Registro das situações excepcionais no CadÚnico
Para operacionalizar a nova norma, o formulário do Cadastro Único conta com o campo 1.08, no Bloco 1, que indica o local onde a entrevista foi realizada. As opções são:
- Fora do domicílio - quando a entrevista ocorre em postos de atendimento, mutirões ou ações itinerantes;
- Em domicílio - quando realizada na residência da família;
- Impossibilidade em domicílio - quando a visita é necessária, mas não pode ser realizada por motivos justificados.
Nos casos de impossibilidade, o município deve registrar o motivo específico, como:
- Área de violência;
- Calamidade, emergência ou desastre;
- Área de difícil acesso;
- Pessoa em programa de proteção ou sob medida protetiva.
Para famílias em situação de rua, indígenas, quilombolas ou residentes em domicílios coletivos, há campos próprios no formulário, e o registro deve ser feito, em regra, como entrevista fora do domicílio.
Beneficiários devem estar atentos
A Sagicad alerta que a impossibilidade de entrevista domiciliar deve ser registrada apenas como último recurso.

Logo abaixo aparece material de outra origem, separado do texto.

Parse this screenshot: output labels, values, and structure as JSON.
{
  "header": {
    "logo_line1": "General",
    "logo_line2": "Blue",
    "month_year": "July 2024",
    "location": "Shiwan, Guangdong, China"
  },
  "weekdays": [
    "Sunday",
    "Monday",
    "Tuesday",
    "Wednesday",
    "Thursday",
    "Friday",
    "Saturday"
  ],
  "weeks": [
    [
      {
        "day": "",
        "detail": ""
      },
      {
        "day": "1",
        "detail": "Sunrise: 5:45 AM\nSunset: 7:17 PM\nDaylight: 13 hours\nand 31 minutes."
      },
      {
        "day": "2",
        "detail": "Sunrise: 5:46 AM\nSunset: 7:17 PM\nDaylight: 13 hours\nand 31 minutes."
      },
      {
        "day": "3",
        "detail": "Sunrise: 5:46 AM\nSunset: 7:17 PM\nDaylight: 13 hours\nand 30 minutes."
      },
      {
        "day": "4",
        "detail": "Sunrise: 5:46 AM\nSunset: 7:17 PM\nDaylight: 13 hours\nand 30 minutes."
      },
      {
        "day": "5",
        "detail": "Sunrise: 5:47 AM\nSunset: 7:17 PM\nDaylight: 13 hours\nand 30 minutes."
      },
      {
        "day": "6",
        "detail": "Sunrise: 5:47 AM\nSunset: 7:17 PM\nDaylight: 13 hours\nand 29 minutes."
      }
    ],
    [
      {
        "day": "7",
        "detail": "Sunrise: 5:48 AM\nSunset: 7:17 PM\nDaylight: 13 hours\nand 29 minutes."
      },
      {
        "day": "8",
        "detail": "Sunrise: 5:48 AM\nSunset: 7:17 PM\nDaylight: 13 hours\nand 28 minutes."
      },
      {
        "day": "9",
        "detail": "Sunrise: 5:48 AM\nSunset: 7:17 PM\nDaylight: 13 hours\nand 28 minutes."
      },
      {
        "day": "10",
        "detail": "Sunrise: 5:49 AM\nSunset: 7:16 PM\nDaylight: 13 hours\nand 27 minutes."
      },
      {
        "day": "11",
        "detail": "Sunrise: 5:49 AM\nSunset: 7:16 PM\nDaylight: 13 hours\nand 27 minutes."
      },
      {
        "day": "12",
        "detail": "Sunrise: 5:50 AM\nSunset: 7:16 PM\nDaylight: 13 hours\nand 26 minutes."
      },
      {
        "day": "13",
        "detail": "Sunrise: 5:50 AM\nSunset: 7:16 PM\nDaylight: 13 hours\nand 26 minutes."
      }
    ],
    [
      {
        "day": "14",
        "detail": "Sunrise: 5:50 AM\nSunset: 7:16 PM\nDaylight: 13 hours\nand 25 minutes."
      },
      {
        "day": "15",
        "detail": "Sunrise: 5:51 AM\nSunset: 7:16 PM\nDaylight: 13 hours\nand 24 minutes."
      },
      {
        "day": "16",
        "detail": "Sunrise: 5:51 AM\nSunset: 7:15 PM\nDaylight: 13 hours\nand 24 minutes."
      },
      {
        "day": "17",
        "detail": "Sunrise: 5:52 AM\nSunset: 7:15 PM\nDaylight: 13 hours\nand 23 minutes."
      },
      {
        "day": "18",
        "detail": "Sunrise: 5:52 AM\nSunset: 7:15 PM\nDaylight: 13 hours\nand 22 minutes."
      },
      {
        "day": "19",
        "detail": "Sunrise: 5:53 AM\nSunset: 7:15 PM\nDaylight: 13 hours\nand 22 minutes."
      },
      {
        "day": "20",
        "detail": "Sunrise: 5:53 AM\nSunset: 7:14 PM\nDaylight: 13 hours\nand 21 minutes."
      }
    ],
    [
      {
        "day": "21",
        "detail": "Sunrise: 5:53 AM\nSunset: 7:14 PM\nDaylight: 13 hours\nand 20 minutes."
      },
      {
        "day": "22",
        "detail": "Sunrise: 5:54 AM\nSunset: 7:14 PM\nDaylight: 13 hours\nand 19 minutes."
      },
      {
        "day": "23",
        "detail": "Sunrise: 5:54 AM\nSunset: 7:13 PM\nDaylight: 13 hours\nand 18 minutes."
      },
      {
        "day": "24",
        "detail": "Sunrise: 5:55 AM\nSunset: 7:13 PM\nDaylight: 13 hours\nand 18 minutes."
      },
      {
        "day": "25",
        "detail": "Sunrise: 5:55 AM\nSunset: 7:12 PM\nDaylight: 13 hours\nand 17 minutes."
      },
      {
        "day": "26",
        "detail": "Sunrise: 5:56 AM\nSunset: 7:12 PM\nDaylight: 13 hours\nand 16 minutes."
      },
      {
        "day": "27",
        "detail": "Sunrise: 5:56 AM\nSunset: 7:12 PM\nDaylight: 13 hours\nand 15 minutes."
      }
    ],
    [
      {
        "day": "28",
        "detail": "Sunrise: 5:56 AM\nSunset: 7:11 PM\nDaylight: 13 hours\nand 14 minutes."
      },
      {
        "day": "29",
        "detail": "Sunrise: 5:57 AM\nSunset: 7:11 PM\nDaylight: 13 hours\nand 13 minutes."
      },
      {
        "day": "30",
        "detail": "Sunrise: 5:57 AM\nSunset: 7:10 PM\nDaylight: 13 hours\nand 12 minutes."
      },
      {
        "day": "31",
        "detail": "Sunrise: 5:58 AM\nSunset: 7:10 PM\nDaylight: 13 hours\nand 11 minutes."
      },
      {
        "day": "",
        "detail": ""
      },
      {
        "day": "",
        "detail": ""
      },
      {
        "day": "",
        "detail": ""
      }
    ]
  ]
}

Situações como recusa da família em prestar informações, ausência no domicílio no momento da visita ou falta de equipe disponível não justificam a dispensa da entrevista.
Nos casos de recusa, a família deve ser informada sobre a obrigatoriedade do cadastro e sobre o risco de perda de benefícios. Se a recusa persistir, o cadastro pode ser excluído, conforme previsto na regulamentação. Quando a família não é localizada, o município deve produzir relatório circunstanciado com registro das tentativas de contato, que deve ser arquivado por cinco anos.
A norma também reforça que todos os municípios são obrigados a realizar verificações domiciliares em pelo menos 20% dos cadastros, conforme a Portaria nº 810/2022, podendo utilizar recursos do Índice de Gestão Descentralizada (IGD) e do Programa de Fortalecimento do Atendimento do Cadastro Único no SUAS (PROCAD-SUAS) para cumprir essa exigência.